Do you object to the American government spending trillions? If you do advocate that the government be thrifty and responsible, you are a racist. That pejorative racist is used even more today than ever. In fact, it has lost its sting, as it is liberally used to smear anyone who disagrees with the likes of Sandy Cortez, aka Alexandria Ocasio-Cortez (who now advocates reparations for illegal aliens) about anything.
In bygone days it was a horrible label used for the truly racist; the contemporary definition is anyone who disagrees with hard-core socialists, even those who refer to themselves as the liberals of old. Even the Rev. Martin Luther King has been called a racist because he used the terms colored and negro, which were totally socially and politically acceptable in the 1960/70s.

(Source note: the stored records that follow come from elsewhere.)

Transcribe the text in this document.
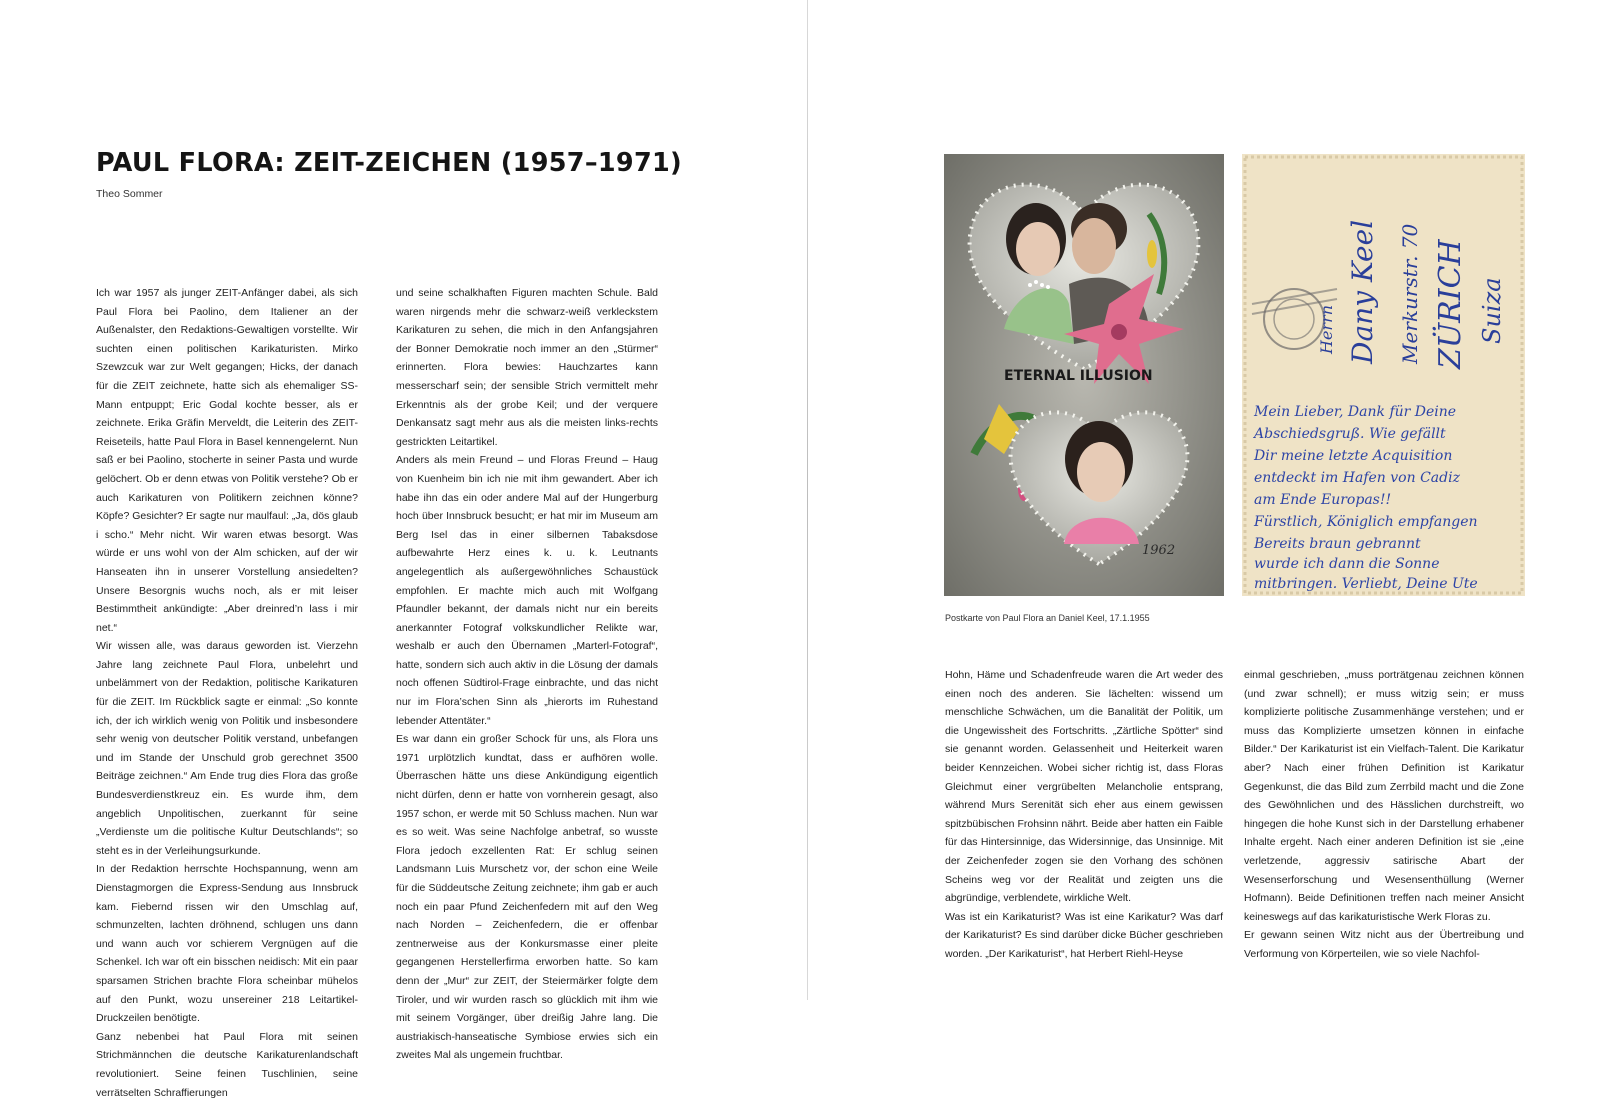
PAUL FLORA: ZEIT-ZEICHEN (1957–1971)

Theo Sommer

Ich war 1957 als junger ZEIT-Anfänger dabei, als sich Paul Flora bei Paolino, dem Italiener an der Außenalster, den Redaktions-Gewaltigen vorstellte. Wir suchten einen politischen Karikaturisten. Mirko Szewzcuk war zur Welt gegangen; Hicks, der danach für die ZEIT zeichnete, hatte sich als ehemaliger SS-Mann entpuppt; Eric Godal kochte besser, als er zeichnete. Erika Gräfin Merveldt, die Leiterin des ZEIT-Reiseteils, hatte Paul Flora in Basel kennengelernt. Nun saß er bei Paolino, stocherte in seiner Pasta und wurde gelöchert. Ob er denn etwas von Politik verstehe? Ob er auch Karikaturen von Politikern zeichnen könne? Köpfe? Gesichter? Er sagte nur maulfaul: „Ja, dös glaub i scho.“ Mehr nicht. Wir waren etwas besorgt. Was würde er uns wohl von der Alm schicken, auf der wir Hanseaten ihn in unserer Vorstellung ansiedelten? Unsere Besorgnis wuchs noch, als er mit leiser Bestimmtheit ankündigte: „Aber dreinred’n lass i mir net.“

Wir wissen alle, was daraus geworden ist. Vierzehn Jahre lang zeichnete Paul Flora, unbelehrt und unbelämmert von der Redaktion, politische Karikaturen für die ZEIT. Im Rückblick sagte er einmal: „So konnte ich, der ich wirklich wenig von Politik und insbesondere sehr wenig von deutscher Politik verstand, unbefangen und im Stande der Unschuld grob gerechnet 3500 Beiträge zeichnen.“ Am Ende trug dies Flora das große Bundesverdienstkreuz ein. Es wurde ihm, dem angeblich Unpolitischen, zuerkannt für seine „Verdienste um die politische Kultur Deutschlands“; so steht es in der Verleihungsurkunde.

In der Redaktion herrschte Hochspannung, wenn am Dienstagmorgen die Express-Sendung aus Innsbruck kam. Fiebernd rissen wir den Umschlag auf, schmunzelten, lachten dröhnend, schlugen uns dann und wann auch vor schierem Vergnügen auf die Schenkel. Ich war oft ein bisschen neidisch: Mit ein paar sparsamen Strichen brachte Flora scheinbar mühelos auf den Punkt, wozu unsereiner 218 Leitartikel-Druckzeilen benötigte.

Ganz nebenbei hat Paul Flora mit seinen Strichmännchen die deutsche Karikaturenlandschaft revolutioniert. Seine feinen Tuschlinien, seine verrätselten Schraffierungen

und seine schalkhaften Figuren machten Schule. Bald waren nirgends mehr die schwarz-weiß verkleckstem Karikaturen zu sehen, die mich in den Anfangsjahren der Bonner Demokratie noch immer an den „Stürmer“ erinnerten. Flora bewies: Hauchzartes kann messerscharf sein; der sensible Strich vermittelt mehr Erkenntnis als der grobe Keil; und der verquere Denkansatz sagt mehr aus als die meisten links-rechts gestrickten Leitartikel.

Anders als mein Freund – und Floras Freund – Haug von Kuenheim bin ich nie mit ihm gewandert. Aber ich habe ihn das ein oder andere Mal auf der Hungerburg hoch über Innsbruck besucht; er hat mir im Museum am Berg Isel das in einer silbernen Tabaksdose aufbewahrte Herz eines k. u. k. Leutnants angelegentlich als außergewöhnliches Schaustück empfohlen. Er machte mich auch mit Wolfgang Pfaundler bekannt, der damals nicht nur ein bereits anerkannter Fotograf volkskundlicher Relikte war, weshalb er auch den Übernamen „Marterl-Fotograf“, hatte, sondern sich auch aktiv in die Lösung der damals noch offenen Südtirol-Frage einbrachte, und das nicht nur im Flora’schen Sinn als „hierorts im Ruhestand lebender Attentäter.“

Es war dann ein großer Schock für uns, als Flora uns 1971 urplötzlich kundtat, dass er aufhören wolle. Überraschen hätte uns diese Ankündigung eigentlich nicht dürfen, denn er hatte von vornherein gesagt, also 1957 schon, er werde mit 50 Schluss machen. Nun war es so weit. Was seine Nachfolge anbetraf, so wusste Flora jedoch exzellenten Rat: Er schlug seinen Landsmann Luis Murschetz vor, der schon eine Weile für die Süddeutsche Zeitung zeichnete; ihm gab er auch noch ein paar Pfund Zeichenfedern mit auf den Weg nach Norden – Zeichenfedern, die er offenbar zentnerweise aus der Konkursmasse einer pleite gegangenen Herstellerfirma erworben hatte. So kam denn der „Mur“ zur ZEIT, der Steiermärker folgte dem Tiroler, und wir wurden rasch so glücklich mit ihm wie mit seinem Vorgänger, über dreißig Jahre lang. Die austriakisch-hanseatische Symbiose erwies sich ein zweites Mal als ungemein fruchtbar.

ETERNAL ILLUSION
1962
Herrn Dany Keel Merkurstr. 70 ZÜRICH Suiza
Mein Lieber, Dank für Deine
Abschiedsgruß. Wie gefällt
Dir meine letzte Acquisition
entdeckt im Hafen von Cadiz
am Ende Europas!!
Fürstlich, Königlich empfangen
Bereits braun gebrannt
wurde ich dann die Sonne
mitbringen. Verliebt, Deine Ute

Postkarte von Paul Flora an Daniel Keel, 17.1.1955

Hohn, Häme und Schadenfreude waren die Art weder des einen noch des anderen. Sie lächelten: wissend um menschliche Schwächen, um die Banalität der Politik, um die Ungewissheit des Fortschritts. „Zärtliche Spötter“ sind sie genannt worden. Gelassenheit und Heiterkeit waren beider Kennzeichen. Wobei sicher richtig ist, dass Floras Gleichmut einer vergrübelten Melancholie entsprang, während Murs Serenität sich eher aus einem gewissen spitzbübischen Frohsinn nährt. Beide aber hatten ein Faible für das Hintersinnige, das Widersinnige, das Unsinnige. Mit der Zeichenfeder zogen sie den Vorhang des schönen Scheins weg vor der Realität und zeigten uns die abgründige, verblendete, wirkliche Welt.

Was ist ein Karikaturist? Was ist eine Karikatur? Was darf der Karikaturist? Es sind darüber dicke Bücher geschrieben worden. „Der Karikaturist“, hat Herbert Riehl-Heyse

einmal geschrieben, „muss porträtgenau zeichnen können (und zwar schnell); er muss witzig sein; er muss komplizierte politische Zusammenhänge verstehen; und er muss das Komplizierte umsetzen können in einfache Bilder.“ Der Karikaturist ist ein Vielfach-Talent. Die Karikatur aber? Nach einer frühen Definition ist Karikatur Gegenkunst, die das Bild zum Zerrbild macht und die Zone des Gewöhnlichen und des Hässlichen durchstreift, wo hingegen die hohe Kunst sich in der Darstellung erhabener Inhalte ergeht. Nach einer anderen Definition ist sie „eine verletzende, aggressiv satirische Abart der Wesenserforschung und Wesensenthüllung (Werner Hofmann). Beide Definitionen treffen nach meiner Ansicht keineswegs auf das karikaturistische Werk Floras zu.

Er gewann seinen Witz nicht aus der Übertreibung und Verformung von Körperteilen, wie so viele Nachfol-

In the infrastructure plan is more money for what USA Today calls “Quality of life at home programs” than transportation infrastructure. The $35 billion for “technology addressing the climate crisis;” perhaps President Biden needs to assign Vice President Kamala Harris to oversee the climate crisis — if he did it ceases being a crisis, like the crisis at the southern border is not a crisis.
A good bit of the infrastructure plan has more to do with expanding federal power than infrastructure; the bill creates nine new government departments that I have found. The socialist left has learned that if you give away “free stuff,” people will not object to becoming even more subjugated by the government.

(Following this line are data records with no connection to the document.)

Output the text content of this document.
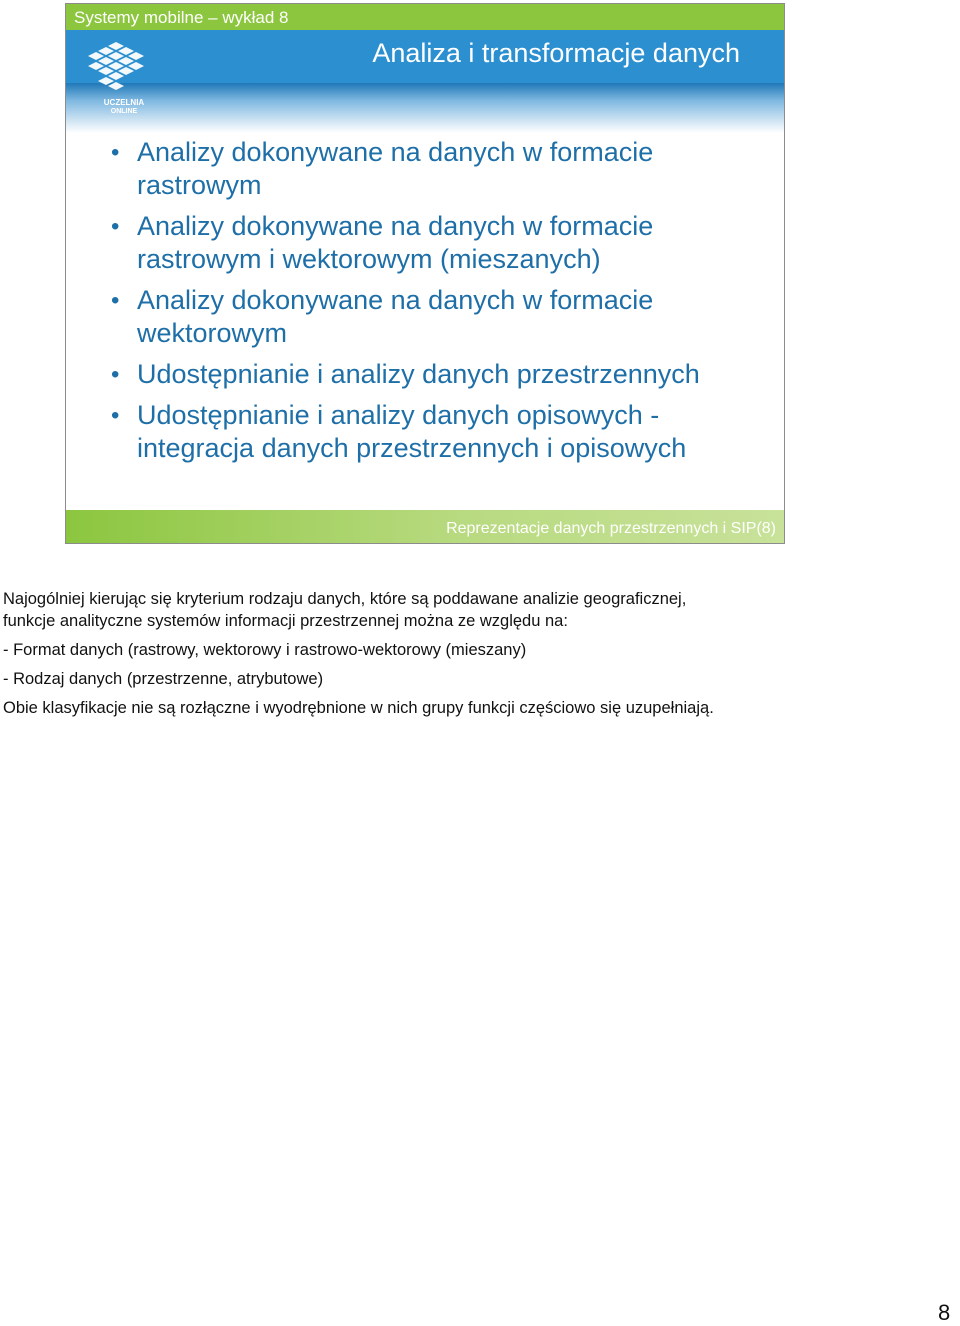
Systemy mobilne – wykład 8
UCZELNIA
ONLINE
Analiza i transformacje danych
• Analizy dokonywane na danych w formacie rastrowym
• Analizy dokonywane na danych w formacie rastrowym i wektorowym (mieszanych)
• Analizy dokonywane na danych w formacie wektorowym
• Udostępnianie i analizy danych przestrzennych
• Udostępnianie i analizy danych opisowych - integracja danych przestrzennych i opisowych
Reprezentacje danych przestrzennych i SIP(8)

Najogólniej kierując się kryterium rodzaju danych, które są poddawane analizie geograficznej,

funkcje analityczne systemów informacji przestrzennej można ze względu na:

- Format danych (rastrowy, wektorowy i rastrowo-wektorowy (mieszany)

- Rodzaj danych (przestrzenne, atrybutowe)

Obie klasyfikacje nie są rozłączne i wyodrębnione w nich grupy funkcji częściowo się uzupełniają.

8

Reading the bill, I looked at the $100 billion for high-speed broadband as a good thing; we do not currently have access to it. Taking a few minutes to think it over, I realized that Michigan could solve the problem by allowing villages, townships and counties to negotiate with providers for increased access in exchange for a limited time contract to exclusively use that provider, as many other states currently do.

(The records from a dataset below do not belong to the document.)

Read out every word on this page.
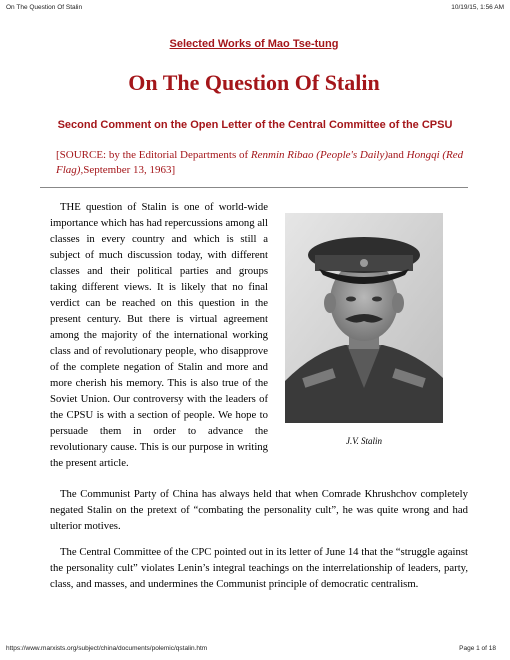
On The Question Of Stalin	10/19/15, 1:56 AM
Selected Works of Mao Tse-tung
On The Question Of Stalin
Second Comment on the Open Letter of the Central Committee of the CPSU
[SOURCE: by the Editorial Departments of Renmin Ribao (People's Daily)and Hongqi (Red Flag),September 13, 1963]
THE question of Stalin is one of world-wide importance which has had repercussions among all classes in every country and which is still a subject of much discussion today, with different classes and their political parties and groups taking different views. It is likely that no final verdict can be reached on this question in the present century. But there is virtual agreement among the majority of the international working class and of revolutionary people, who disapprove of the complete negation of Stalin and more and more cherish his memory. This is also true of the Soviet Union. Our controversy with the leaders of the CPSU is with a section of people. We hope to persuade them in order to advance the revolutionary cause. This is our purpose in writing the present article.
J.V. Stalin
The Communist Party of China has always held that when Comrade Khrushchov completely negated Stalin on the pretext of “combating the personality cult”, he was quite wrong and had ulterior motives.
The Central Committee of the CPC pointed out in its letter of June 14 that the “struggle against the personality cult” violates Lenin’s integral teachings on the interrelationship of leaders, party, class, and masses, and undermines the Communist principle of democratic centralism.
https://www.marxists.org/subject/china/documents/polemic/qstalin.htm	Page 1 of 18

President Biden has proposed or passed new spending bills costing over seven trillion dollars; if he keeps going, it may add up to real money. My opinion.
Coward. You will not post my words to your blog. This is crap and you know it. This bill saves money, not spends it.
It is I, the editor, who occasionally refuses to post your submission, particularly when I believe they contribute nothing to the debate, other than playground-style name calling.